Honey Citrus Chicken
|Frying chicken||3 1⁄2 Pound, cut into pieces (1 Chicken)|
|Honey||1⁄3 Cup (5.33 tbs)|
|Grated lemon peel||2 Teaspoon|
|Grated orange peel||2 Teaspoon|
|Lemon juice||1⁄4 Cup (4 tbs)|
|Dijon mustard||1 1⁄2 Teaspoon|
|Curry powder||1⁄2 Teaspoon|
|Ground ginger/1 teaspoon grated fresh ginger||1⁄2 Teaspoon|
|Orange||1 Large, unpeeled|
Arrange chicken, skin side down, in a greased 10 by 15-inch rimmed baking pan.

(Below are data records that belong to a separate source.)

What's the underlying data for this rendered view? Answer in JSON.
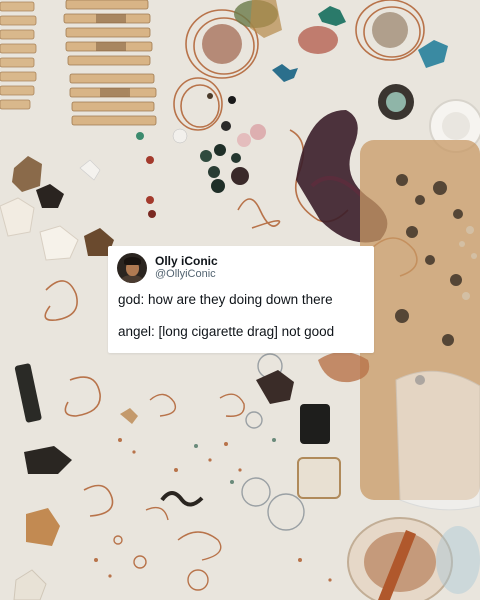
{
  "post": {
    "display_name": "Olly iConic",
    "handle": "@OllyiConic",
    "lines": [
      "god: how are they doing down there",
      "angel: [long cigarette drag] not good"
    ]
  },
  "photo": {
    "description_icon": "craft-table-photo"
  },
  "colors": {
    "table": "#ece8e1",
    "wood": "#d9b88c",
    "copper": "#b8734a",
    "card": "#ffffff",
    "text": "#0f1419",
    "muted": "#536471"
  }
}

In a bowl, stir together honey, lemon peel, orange peel, lemon juice, mustard, curry powder, and ginger.
Brush half of honey mixture over chicken pieces.
Cut orange in half lengthwise, then cut crosswise into 1/4-inch slices.
Tuck orange slices around chicken.
Bake, uncovered, in a 375° oven for 30 minutes; then turn chicken pieces over and brush with remaining honey mixture.
Bake for 20 more minutes or until meat near thighbone is no longer pink when slashed.
Serve with orange slices and pan juices.